I might have to borrow my brothers Kill-A-Watt tester and try to figure it out. Im sure someone on here has tried this already and figured out the numbers.


----------



## Rastapus (Apr 21, 2010)

Power usage for aquariums is generally low depending on the equipment of course. Heaters tend to be the biggest draw on power but canisters etc are very low.


----------



## ilam (Apr 28, 2011)

hey justin, filters only run on a few watts.. it's the lighting and heaters that take up energy. I think you can calculate how much it costs using the wattage of your lights and how often its on and since its summer, your heater probably isn't on very often anyway.


----------



## macframalama (Apr 17, 2012)

i think the key part to my insane hydro is 7 people , 6 bd room house, laundry, baths, you know hot water tank ect , but i didnt see any drastic jump when i put up all my tanks, but who knows i still doubt they draw too much


jbyoung00008 said:


> $250 a month YIKES. Mine was $46 LOL for 2 people in a townhouse.
> 
> I might have to borrow my brothers Kill-A-Watt tester and try to figure it out. Im sure someone on here has tried this already and figured out the numbers.


----------



## Adz1 (Apr 21, 2010)

My wife says my tank sent our bill up $10 a month.


----------



## juicebox (Jun 14, 2010)

Try running 1500 Watts of lights plus chiller, pumps, etc.


----------



## SeaHorse_Fanatic (Apr 22, 2010)

A big sw tank will have a far higher power draw than a fw tank, mainly because of the powerful lights and return pump/skimmer pumps. I use Eheim canister filters & LED lights on my fw tanks and they pretty much use only a few bucks worth of electricity.

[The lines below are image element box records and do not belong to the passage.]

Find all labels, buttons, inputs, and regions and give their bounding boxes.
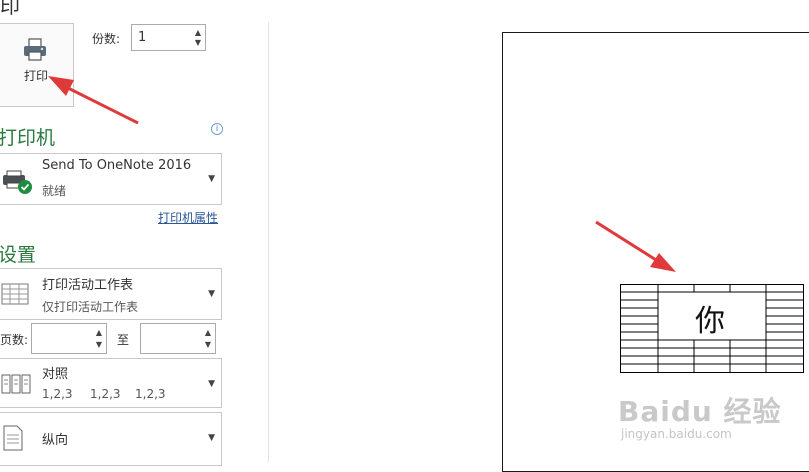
print-scope-dropdown[interactable]: 打印活动工作表 仅打印活动工作表 ▼ <box>0 268 222 320</box>
printer-ready-icon <box>3 170 32 194</box>
printer-name: Send To OneNote 2016 <box>42 158 192 173</box>
spin-up-icon[interactable]: ▲ <box>94 328 104 338</box>
chevron-down-icon: ▼ <box>208 379 215 389</box>
chevron-down-icon: ▼ <box>208 433 215 443</box>
info-icon[interactable]: i <box>211 123 223 135</box>
sheet-icon <box>1 283 29 305</box>
copies-input[interactable]: 1 ▲ ▼ <box>131 24 206 51</box>
spin-up-icon[interactable]: ▲ <box>193 28 203 38</box>
collate-icon <box>1 374 31 394</box>
orientation-value: 纵向 <box>42 433 69 448</box>
panel-divider <box>268 22 269 462</box>
copies-value: 1 <box>138 30 147 45</box>
pages-to-label: 至 <box>117 333 130 347</box>
printer-dropdown[interactable]: Send To OneNote 2016 就绪 ▼ <box>0 153 222 205</box>
chevron-down-icon: ▼ <box>208 289 215 299</box>
spin-down-icon[interactable]: ▼ <box>94 340 104 350</box>
pages-from-input[interactable]: ▲ ▼ <box>31 323 107 354</box>
collate-dropdown[interactable]: 对照 1,2,3 1,2,3 1,2,3 ▼ <box>0 358 222 408</box>
watermark-url: jingyan.baidu.com <box>621 427 732 441</box>
settings-section-title: 设置 <box>0 244 37 266</box>
pages-to-input[interactable]: ▲ ▼ <box>140 323 216 354</box>
copies-label: 份数: <box>92 32 121 46</box>
collate-sub-3: 1,2,3 <box>135 387 166 401</box>
preview-cell-text: 你 <box>695 304 725 339</box>
printer-properties-link[interactable]: 打印机属性 <box>158 209 218 226</box>
print-button[interactable]: 打印 <box>0 23 74 107</box>
orientation-dropdown[interactable]: 纵向 ▼ <box>0 412 222 466</box>
spin-down-icon[interactable]: ▼ <box>203 340 213 350</box>
portrait-page-icon <box>3 425 23 451</box>
printer-icon <box>24 38 46 61</box>
print-scope-sub: 仅打印活动工作表 <box>42 300 139 314</box>
watermark-logo: Baidu 经验 <box>618 395 782 428</box>
spin-up-icon[interactable]: ▲ <box>203 328 213 338</box>
collate-sub-1: 1,2,3 <box>42 387 73 401</box>
printer-section-title: 打印机 <box>0 127 56 149</box>
print-button-label: 打印 <box>23 69 48 83</box>
page-title: 印 <box>0 0 20 18</box>
print-scope-main: 打印活动工作表 <box>42 278 134 293</box>
collate-main: 对照 <box>42 367 69 382</box>
chevron-down-icon: ▼ <box>208 174 215 184</box>
printer-status: 就绪 <box>42 184 67 198</box>
collate-sub-2: 1,2,3 <box>90 387 121 401</box>
spin-down-icon[interactable]: ▼ <box>193 38 203 48</box>
pages-label: 页数: <box>0 333 29 347</box>
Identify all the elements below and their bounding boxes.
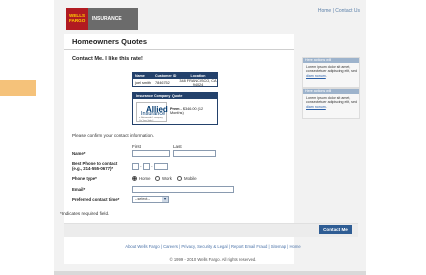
quote-header-company: Insurance Company [136, 94, 171, 98]
phone-type-work-label: Work [162, 176, 172, 181]
sidebar-box-text: Lorem ipsum dolor sit amet, consectetuer… [306, 65, 357, 74]
last-name-input[interactable] [173, 150, 216, 157]
summary-customer-id: 7846752 [155, 80, 170, 85]
phone-label: Best Phone to contact (e.g., 214-555-067… [72, 161, 117, 171]
allied-tagline: a Nationwide® company On Your Side® [139, 117, 163, 122]
top-links[interactable]: Home | Contact Us [318, 8, 360, 14]
allied-insurance-logo: Allied Insurance a Nationwide® company O… [136, 102, 168, 122]
footer-copyright: © 1999 - 2010 Wells Fargo. All rights re… [169, 257, 257, 262]
sidebar-action-box: Here actions will Lorem ipsum dolor sit … [302, 88, 360, 119]
sidebar-box-text: Lorem ipsum dolor sit amet, consectetuer… [306, 96, 357, 105]
first-name-input[interactable] [132, 150, 170, 157]
phone-type-mobile-label: Mobile [184, 176, 197, 181]
radio-unselected-icon [177, 176, 182, 181]
summary-name: joel smith [135, 80, 152, 85]
summary-header-customer-id: Customer ID [155, 74, 177, 78]
title-divider [64, 49, 294, 50]
page-title: Homeowners Quotes [72, 37, 148, 46]
contact-time-value: --select-- [135, 197, 150, 201]
required-field-note: *Indicates required field. [60, 211, 110, 216]
email-label: Email* [72, 187, 86, 192]
summary-header-name: Name [135, 74, 145, 78]
radio-selected-icon [132, 176, 137, 181]
phone-line-input[interactable] [154, 163, 168, 170]
phone-type-home-radio[interactable]: Home [132, 176, 150, 181]
radio-unselected-icon [155, 176, 160, 181]
form-action-bar [64, 223, 358, 237]
first-name-caption: First [132, 144, 141, 149]
logo-suffix: INSURANCE [92, 16, 122, 22]
quote-table: Insurance Company Quote Allied Insurance… [132, 92, 218, 125]
sidebar-box-link[interactable]: diam nonum [306, 105, 326, 109]
summary-location: 348 FRANCISCO, CA 94024 [179, 78, 217, 87]
email-input[interactable] [132, 186, 234, 193]
customer-summary-table: Name Customer ID Location joel smith 784… [132, 72, 218, 87]
sidebar-box-body: Lorem ipsum dolor sit amet, consectetuer… [306, 65, 357, 78]
phone-area-code-input[interactable] [132, 163, 139, 170]
phone-type-mobile-radio[interactable]: Mobile [177, 176, 197, 181]
logo-line-2: FARGO [69, 18, 86, 24]
name-label: Name* [72, 151, 86, 156]
page-frame-bottom [54, 271, 366, 275]
summary-data-row: joel smith 7846752 348 FRANCISCO, CA 940… [133, 78, 217, 87]
form-intro: Please confirm your contact information. [72, 133, 154, 138]
phone-label-line-2: (e.g., 214-555-0677)* [72, 166, 114, 171]
page-subtitle: Contact Me. I like this rate! [72, 56, 143, 62]
phone-prefix-input[interactable] [143, 163, 150, 170]
last-name-caption: Last [173, 144, 182, 149]
summary-header-location: Location [190, 74, 206, 78]
sidebar-action-box: Here actions will Lorem ipsum dolor sit … [302, 57, 360, 88]
side-accent-tab [0, 80, 36, 96]
allied-tagline-2: On Your Side® [139, 119, 154, 122]
quote-header-row: Insurance Company Quote [133, 93, 217, 99]
contact-me-button[interactable]: Contact Me [319, 225, 352, 234]
chevron-down-icon: ▼ [162, 197, 168, 202]
phone-type-work-radio[interactable]: Work [155, 176, 172, 181]
wells-fargo-mark: WELLS FARGO [66, 8, 88, 30]
wells-fargo-logo[interactable]: WELLS FARGO INSURANCE [66, 8, 138, 30]
contact-time-select[interactable]: --select-- ▼ [132, 196, 169, 203]
phone-type-label: Phone type* [72, 176, 97, 181]
quote-header-quote: Quote [172, 94, 183, 98]
sidebar-box-link[interactable]: diam nonum [306, 74, 326, 78]
quote-premium: Prem - $346.00 (12 Months) [170, 107, 217, 115]
phone-type-home-label: Home [139, 176, 151, 181]
phone-dash-separator: - [140, 164, 142, 169]
sidebar-box-body: Lorem ipsum dolor sit amet, consectetuer… [306, 96, 357, 109]
phone-dash-separator: - [151, 164, 153, 169]
contact-time-label: Preferred contact time* [72, 197, 120, 202]
footer-links[interactable]: About Wells Fargo | Careers | Privacy, S… [0, 244, 426, 249]
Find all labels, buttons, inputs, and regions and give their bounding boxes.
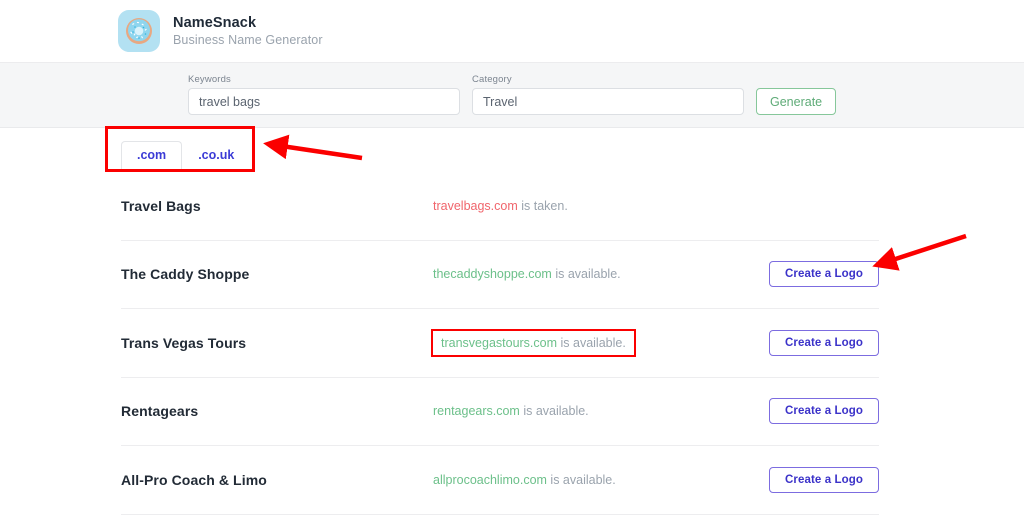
- tab-dot-co-uk[interactable]: .co.uk: [182, 141, 250, 171]
- result-name: Rentagears: [121, 403, 433, 419]
- app-title: NameSnack: [173, 14, 323, 32]
- domain-name: transvegastours.com: [441, 336, 557, 350]
- brand: NameSnack Business Name Generator: [118, 10, 323, 52]
- brand-text: NameSnack Business Name Generator: [173, 14, 323, 49]
- keywords-label: Keywords: [188, 74, 460, 85]
- keywords-input[interactable]: [188, 88, 460, 115]
- tld-tabs: .com .co.uk: [121, 128, 879, 171]
- domain-highlight-box: transvegastours.com is available.: [433, 331, 634, 355]
- create-logo-button[interactable]: Create a Logo: [769, 398, 879, 424]
- category-field-group: Category: [472, 74, 744, 115]
- result-action: Create a Logo: [767, 398, 879, 424]
- domain-name: thecaddyshoppe.com: [433, 267, 552, 281]
- create-logo-button[interactable]: Create a Logo: [769, 261, 879, 287]
- result-name: Travel Bags: [121, 198, 433, 214]
- availability-text: is available.: [557, 336, 626, 350]
- table-row: All-Pro Coach & Limo allprocoachlimo.com…: [121, 446, 879, 515]
- search-controls: Keywords Category Generate: [188, 74, 836, 115]
- generate-button[interactable]: Generate: [756, 88, 836, 115]
- result-action: Create a Logo: [767, 193, 879, 219]
- domain-name: travelbags.com: [433, 199, 518, 213]
- result-name: Trans Vegas Tours: [121, 335, 433, 351]
- result-status: travelbags.com is taken.: [433, 199, 767, 213]
- result-status: thecaddyshoppe.com is available.: [433, 267, 767, 281]
- availability-text: is available.: [552, 267, 621, 281]
- tab-dot-com[interactable]: .com: [121, 141, 182, 171]
- result-action: Create a Logo: [767, 467, 879, 493]
- table-row: The Caddy Shoppe thecaddyshoppe.com is a…: [121, 241, 879, 310]
- table-row: Trans Vegas Tours transvegastours.com is…: [121, 309, 879, 378]
- result-name: The Caddy Shoppe: [121, 266, 433, 282]
- result-status: transvegastours.com is available.: [433, 331, 767, 355]
- availability-text: is available.: [547, 473, 616, 487]
- category-input[interactable]: [472, 88, 744, 115]
- result-action: Create a Logo: [767, 330, 879, 356]
- results-list: Travel Bags travelbags.com is taken. Cre…: [121, 172, 879, 515]
- donut-icon: [118, 10, 160, 52]
- keywords-field-group: Keywords: [188, 74, 460, 115]
- results-section: .com .co.uk Travel Bags travelbags.com i…: [0, 128, 1024, 515]
- result-status: rentagears.com is available.: [433, 404, 767, 418]
- result-status: allprocoachlimo.com is available.: [433, 473, 767, 487]
- domain-name: allprocoachlimo.com: [433, 473, 547, 487]
- create-logo-button[interactable]: Create a Logo: [769, 467, 879, 493]
- create-logo-button[interactable]: Create a Logo: [769, 330, 879, 356]
- app-header: NameSnack Business Name Generator: [0, 0, 1024, 62]
- table-row: Rentagears rentagears.com is available. …: [121, 378, 879, 447]
- result-name: All-Pro Coach & Limo: [121, 472, 433, 488]
- search-band: Keywords Category Generate: [0, 62, 1024, 128]
- app-subtitle: Business Name Generator: [173, 33, 323, 49]
- domain-name: rentagears.com: [433, 404, 520, 418]
- result-action: Create a Logo: [767, 261, 879, 287]
- availability-text: is available.: [520, 404, 589, 418]
- table-row: Travel Bags travelbags.com is taken. Cre…: [121, 172, 879, 241]
- availability-text: is taken.: [518, 199, 568, 213]
- category-label: Category: [472, 74, 744, 85]
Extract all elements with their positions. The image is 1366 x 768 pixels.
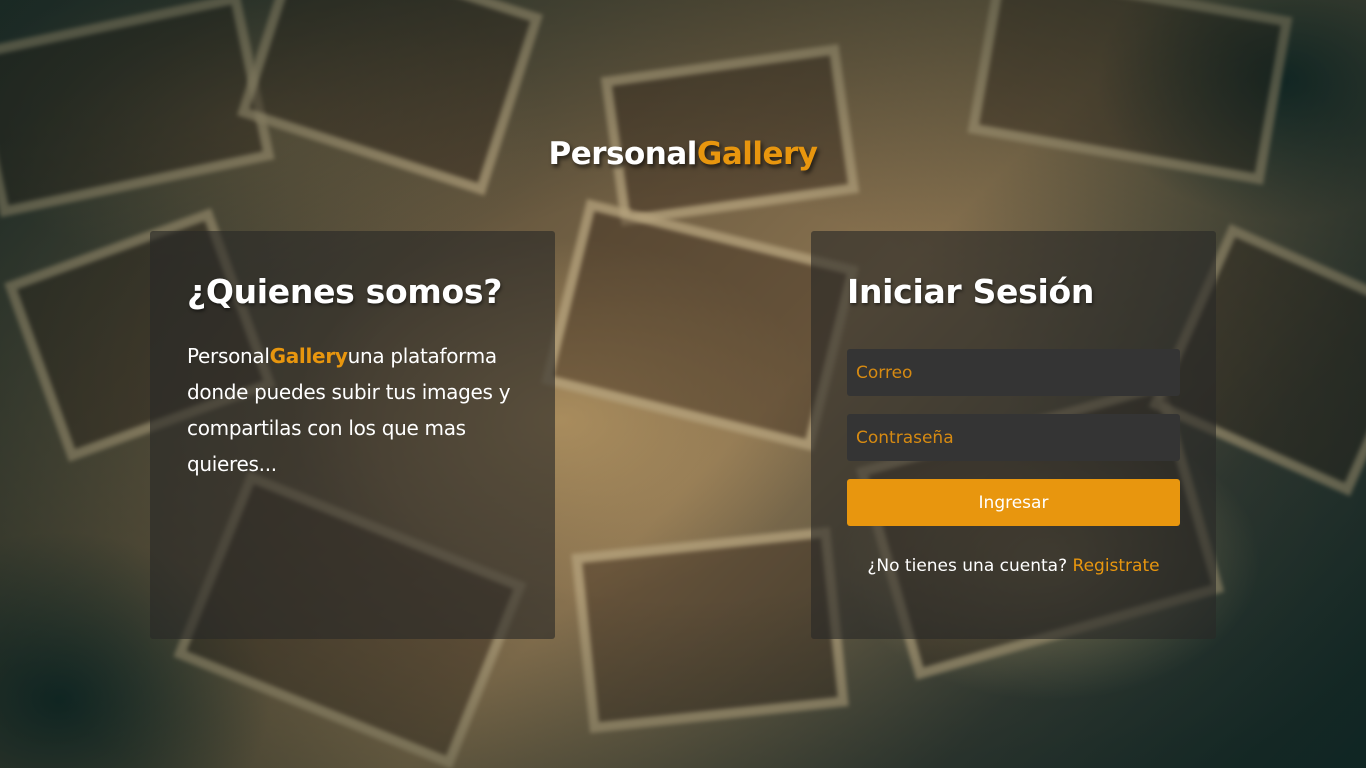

I have 4 little fw tanks and a koi "pond" outside but all their filters and lights are very energy efficient. In the winter, when the heaters come on a bit more, power consumption will rise a bit. I also have a 60g sw cube reef tank and a 165g reef tank and each draws more power than all my fw tanks combined.

At one point, I was running almost 1000g of sw reef tanks, with 3x250w and 7x150w metal halides, not to mention 3x90w return pumps.


----------